Lorsque cette obligation s’applique, le contrôleur ou le processeur doit conserver un enregistrement minimal de l’archivage, de la modification, de la lecture, de la divulgation et de la destruction des données. Ces journaux doivent contenir des informations sur l’identité de la personne qui a effectué le traitement ; le type de traitement ; la date et l’heure du traitement ; et si des données sont divulguées, l’identité des destinataires des données.
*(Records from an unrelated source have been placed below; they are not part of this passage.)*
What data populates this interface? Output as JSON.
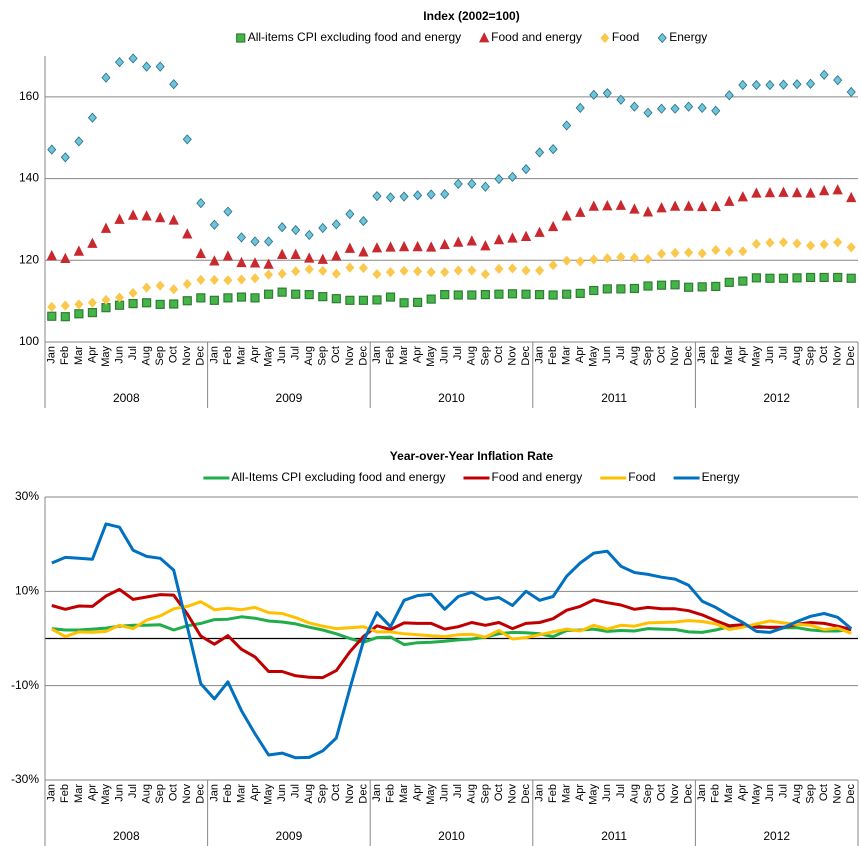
{
  "chart_data": [
    {
      "type": "scatter",
      "title": "Index (2002=100)",
      "categories": [
        "Jan",
        "Feb",
        "Mar",
        "Apr",
        "May",
        "Jun",
        "Jul",
        "Aug",
        "Sep",
        "Oct",
        "Nov",
        "Dec",
        "Jan",
        "Feb",
        "Mar",
        "Apr",
        "May",
        "Jun",
        "Jul",
        "Aug",
        "Sep",
        "Oct",
        "Nov",
        "Dec",
        "Jan",
        "Feb",
        "Mar",
        "Apr",
        "May",
        "Jun",
        "Jul",
        "Aug",
        "Sep",
        "Oct",
        "Nov",
        "Dec",
        "Jan",
        "Feb",
        "Mar",
        "Apr",
        "May",
        "Jun",
        "Jul",
        "Aug",
        "Sep",
        "Oct",
        "Nov",
        "Dec",
        "Jan",
        "Feb",
        "Mar",
        "Apr",
        "May",
        "Jun",
        "Jul",
        "Aug",
        "Sep",
        "Oct",
        "Nov",
        "Dec"
      ],
      "year_groups": [
        "2008",
        "2009",
        "2010",
        "2011",
        "2012"
      ],
      "ylim": [
        100,
        170
      ],
      "yticks": [
        100,
        120,
        140,
        160
      ],
      "grid": true,
      "series": [
        {
          "name": "All-items CPI excluding food and energy",
          "color": "#45b549",
          "edgecolor": "#2e7d32",
          "marker": "square",
          "values": [
            106.3,
            106.2,
            106.9,
            107.2,
            108.4,
            109.0,
            109.4,
            109.6,
            109.2,
            109.3,
            110.1,
            110.8,
            110.2,
            110.8,
            111.0,
            110.8,
            111.7,
            112.2,
            111.7,
            111.6,
            111.1,
            110.6,
            110.2,
            110.2,
            110.3,
            111.0,
            109.6,
            109.7,
            110.5,
            111.6,
            111.5,
            111.5,
            111.6,
            111.7,
            111.8,
            111.7,
            111.6,
            111.5,
            111.7,
            111.9,
            112.6,
            113.0,
            113.0,
            113.1,
            113.7,
            113.9,
            114.0,
            113.4,
            113.5,
            113.6,
            114.6,
            114.9,
            115.7,
            115.6,
            115.6,
            115.7,
            115.8,
            115.8,
            115.8,
            115.6
          ]
        },
        {
          "name": "Food and energy",
          "color": "#c8282e",
          "edgecolor": "#c8282e",
          "marker": "triangle",
          "values": [
            121.1,
            120.4,
            122.2,
            124.1,
            127.8,
            130.0,
            131.0,
            130.8,
            130.4,
            129.8,
            126.4,
            121.6,
            119.8,
            121.0,
            119.4,
            119.3,
            119.0,
            121.4,
            121.4,
            120.5,
            120.2,
            121.0,
            122.9,
            122.0,
            123.0,
            123.2,
            123.3,
            123.3,
            123.2,
            123.8,
            124.4,
            124.7,
            123.5,
            125.0,
            125.4,
            125.8,
            126.8,
            128.2,
            130.8,
            131.7,
            133.2,
            133.3,
            133.4,
            132.5,
            131.8,
            132.8,
            133.2,
            133.2,
            133.1,
            133.1,
            134.4,
            135.5,
            136.4,
            136.5,
            136.6,
            136.5,
            136.4,
            137.0,
            137.2,
            135.3
          ]
        },
        {
          "name": "Food",
          "color": "#fbc84e",
          "edgecolor": "#fbc84e",
          "marker": "diamond",
          "values": [
            108.6,
            108.9,
            109.2,
            109.6,
            110.3,
            110.9,
            112.0,
            113.3,
            113.8,
            112.9,
            114.2,
            115.2,
            115.2,
            115.1,
            115.3,
            115.6,
            116.5,
            116.7,
            117.3,
            117.8,
            117.4,
            116.7,
            118.2,
            118.1,
            116.6,
            117.1,
            117.4,
            117.3,
            117.1,
            117.1,
            117.5,
            117.5,
            116.6,
            117.9,
            118.0,
            117.5,
            117.5,
            118.8,
            119.9,
            119.7,
            120.2,
            120.5,
            120.8,
            120.6,
            120.3,
            121.6,
            121.8,
            121.9,
            121.7,
            122.5,
            122.1,
            122.2,
            124.0,
            124.3,
            124.4,
            124.1,
            123.6,
            123.9,
            124.4,
            123.2
          ]
        },
        {
          "name": "Energy",
          "color": "#6cc5d8",
          "edgecolor": "#2b6c86",
          "marker": "diamond",
          "values": [
            147.1,
            145.2,
            149.1,
            154.9,
            164.7,
            168.5,
            169.4,
            167.4,
            167.4,
            163.1,
            149.6,
            134.0,
            128.7,
            131.9,
            125.6,
            124.6,
            124.6,
            128.1,
            127.4,
            126.2,
            127.9,
            128.8,
            131.3,
            129.6,
            135.7,
            135.4,
            135.6,
            135.9,
            136.1,
            136.2,
            138.7,
            138.7,
            138.0,
            139.9,
            140.4,
            142.3,
            146.4,
            147.2,
            153.0,
            157.3,
            160.5,
            160.9,
            159.3,
            157.6,
            156.1,
            157.1,
            157.1,
            157.6,
            157.3,
            156.6,
            160.4,
            162.9,
            162.9,
            162.9,
            163.0,
            163.1,
            163.2,
            165.4,
            164.1,
            161.2
          ]
        }
      ]
    },
    {
      "type": "line",
      "title": "Year-over-Year Inflation Rate",
      "categories": [
        "Jan",
        "Feb",
        "Mar",
        "Apr",
        "May",
        "Jun",
        "Jul",
        "Aug",
        "Sep",
        "Oct",
        "Nov",
        "Dec",
        "Jan",
        "Feb",
        "Mar",
        "Apr",
        "May",
        "Jun",
        "Jul",
        "Aug",
        "Sep",
        "Oct",
        "Nov",
        "Dec",
        "Jan",
        "Feb",
        "Mar",
        "Apr",
        "May",
        "Jun",
        "Jul",
        "Aug",
        "Sep",
        "Oct",
        "Nov",
        "Dec",
        "Jan",
        "Feb",
        "Mar",
        "Apr",
        "May",
        "Jun",
        "Jul",
        "Aug",
        "Sep",
        "Oct",
        "Nov",
        "Dec",
        "Jan",
        "Feb",
        "Mar",
        "Apr",
        "May",
        "Jun",
        "Jul",
        "Aug",
        "Sep",
        "Oct",
        "Nov",
        "Dec"
      ],
      "year_groups": [
        "2008",
        "2009",
        "2010",
        "2011",
        "2012"
      ],
      "ylim": [
        -30,
        30
      ],
      "yticks": [
        {
          "value": -30,
          "label": "-30%"
        },
        {
          "value": -10,
          "label": "-10%"
        },
        {
          "value": 10,
          "label": "10%"
        },
        {
          "value": 30,
          "label": "30%"
        }
      ],
      "grid": true,
      "series": [
        {
          "name": "All-Items CPI excluding food and energy",
          "color": "#1fae4b",
          "values": [
            2.1,
            1.8,
            1.8,
            2.0,
            2.2,
            2.6,
            2.8,
            2.8,
            2.9,
            1.8,
            2.7,
            3.2,
            4.0,
            4.1,
            4.6,
            4.3,
            3.7,
            3.5,
            3.1,
            2.4,
            1.8,
            1.0,
            0.0,
            -0.8,
            0.2,
            0.3,
            -1.3,
            -0.9,
            -0.8,
            -0.6,
            -0.3,
            -0.1,
            0.3,
            1.0,
            1.3,
            1.2,
            1.0,
            0.4,
            1.7,
            1.8,
            2.0,
            1.5,
            1.7,
            1.6,
            2.1,
            2.0,
            1.9,
            1.4,
            1.3,
            1.8,
            2.5,
            2.6,
            2.7,
            2.3,
            2.3,
            2.3,
            1.8,
            1.6,
            1.6,
            1.9
          ]
        },
        {
          "name": "Food and energy",
          "color": "#c00000",
          "values": [
            7.0,
            6.2,
            6.9,
            6.8,
            9.0,
            10.4,
            8.3,
            8.8,
            9.3,
            9.2,
            5.2,
            0.5,
            -1.2,
            0.6,
            -2.3,
            -3.9,
            -7.0,
            -7.0,
            -7.9,
            -8.2,
            -8.3,
            -6.8,
            -2.8,
            0.4,
            2.7,
            1.9,
            3.3,
            3.2,
            3.2,
            2.0,
            2.5,
            3.4,
            2.8,
            3.4,
            2.1,
            3.2,
            3.4,
            4.2,
            6.0,
            6.8,
            8.2,
            7.6,
            7.1,
            6.2,
            6.6,
            6.3,
            6.3,
            5.9,
            5.0,
            3.8,
            2.7,
            2.9,
            2.4,
            2.4,
            2.4,
            3.0,
            3.4,
            3.2,
            2.6,
            1.9
          ]
        },
        {
          "name": "Food",
          "color": "#ffc000",
          "values": [
            2.0,
            0.4,
            1.4,
            1.3,
            1.5,
            2.8,
            2.1,
            3.9,
            4.8,
            6.3,
            6.8,
            7.8,
            6.1,
            6.4,
            6.1,
            6.6,
            5.5,
            5.3,
            4.4,
            3.3,
            2.6,
            2.1,
            2.3,
            2.5,
            1.4,
            1.4,
            1.0,
            0.8,
            0.6,
            0.4,
            0.8,
            0.9,
            0.3,
            1.7,
            -0.1,
            0.2,
            0.8,
            1.4,
            2.0,
            1.6,
            2.8,
            2.0,
            2.8,
            2.6,
            3.3,
            3.4,
            3.5,
            3.8,
            3.6,
            3.1,
            1.9,
            2.4,
            3.1,
            3.7,
            3.3,
            3.0,
            2.8,
            1.9,
            2.2,
            1.1
          ]
        },
        {
          "name": "Energy",
          "color": "#0070c0",
          "values": [
            16.0,
            17.2,
            17.0,
            16.8,
            24.3,
            23.6,
            18.7,
            17.4,
            17.0,
            14.5,
            2.5,
            -9.6,
            -12.8,
            -9.2,
            -15.3,
            -20.2,
            -24.7,
            -24.3,
            -25.3,
            -25.2,
            -23.8,
            -21.1,
            -10.6,
            -0.6,
            5.5,
            2.5,
            8.1,
            9.1,
            9.4,
            6.2,
            8.9,
            9.8,
            8.3,
            8.7,
            7.0,
            10.0,
            8.1,
            8.9,
            13.2,
            16.0,
            18.1,
            18.5,
            15.3,
            14.0,
            13.6,
            13.0,
            12.6,
            11.3,
            7.9,
            6.6,
            4.9,
            3.4,
            1.5,
            1.3,
            2.3,
            3.6,
            4.7,
            5.3,
            4.5,
            2.1
          ]
        }
      ]
    }
  ]
}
Les enregistrements doivent être conservés pendant un an.
Dans certains cas, les contrôleurs sont tenus de respecter les “règles de traitement”. Comme pour l’obligation de tenir un registre, cette obligation ne s’applique que si le contrôleur ou le processeur s’engage dans un traitement à grande échelle de données personnelles sensibles ou dans un profilage à haut risque.
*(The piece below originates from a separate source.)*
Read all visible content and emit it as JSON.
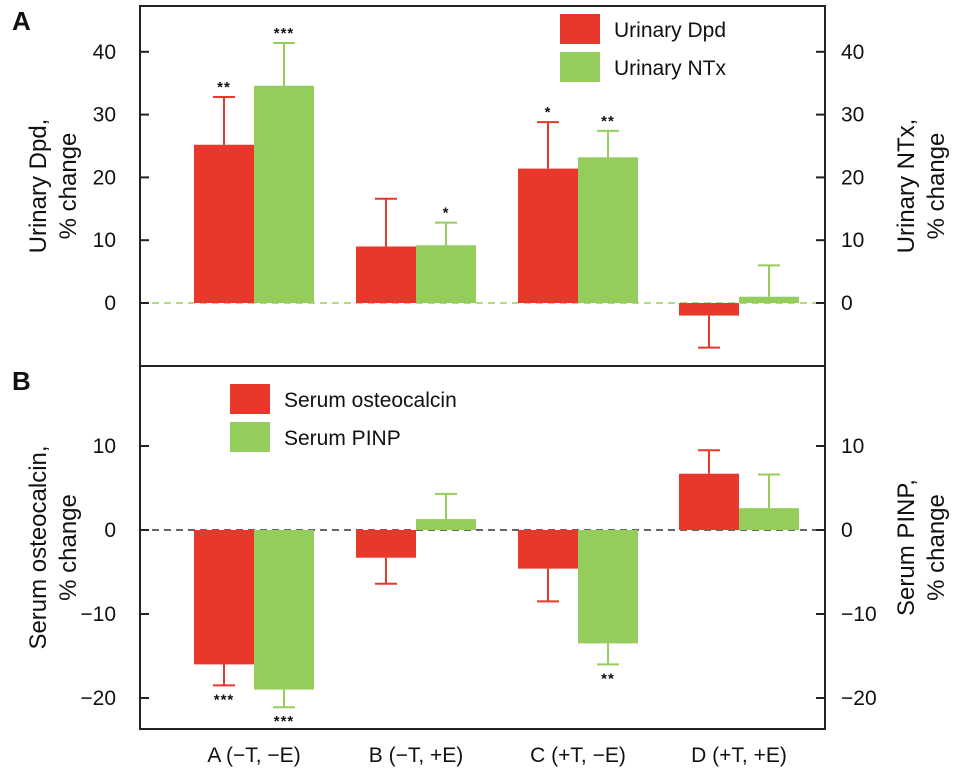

Les règles de traitement sont distinctes des enregistrements des activités de traitement – elles sont similaires à un manuel qui définit l’organisation interne ; les procédures de traitement des données pour l’enregistrement, la correction, la divulgation, la conservation, l’archivage, la pseudonymisation, l’anonymisation, la suppression ou la destruction des données à caractère personnel, y compris la manière dont la minimisation des données est assurée ; la procédure selon laquelle les droits d’accès et de portabilité des données sont assurés ; et les mesures de sécurité techniques et organisationnelles, y compris les informations sur la configuration des ressources informatiques.
Principes de traitement
Comme mentionné ci-dessus, les contrôleurs et – pour la plupart des principes – également les processeurs doivent se conformer aux principes de traitement. L’absence de respect de ces principes signifie que le traitement porte atteinte aux droits de la personnalité des personnes concernées et qu’il est illégal, à moins qu’il ne soit justifié par le consentement et/ou l’intérêt supérieur.
La FDPA énonce les principes de traitement suivants (articles 6 – 8 et FDPA) :
Une violation des principes de traitement est illégale si elle n’est pas justifiée, mais elle n’est généralement pas passible d’une sanction.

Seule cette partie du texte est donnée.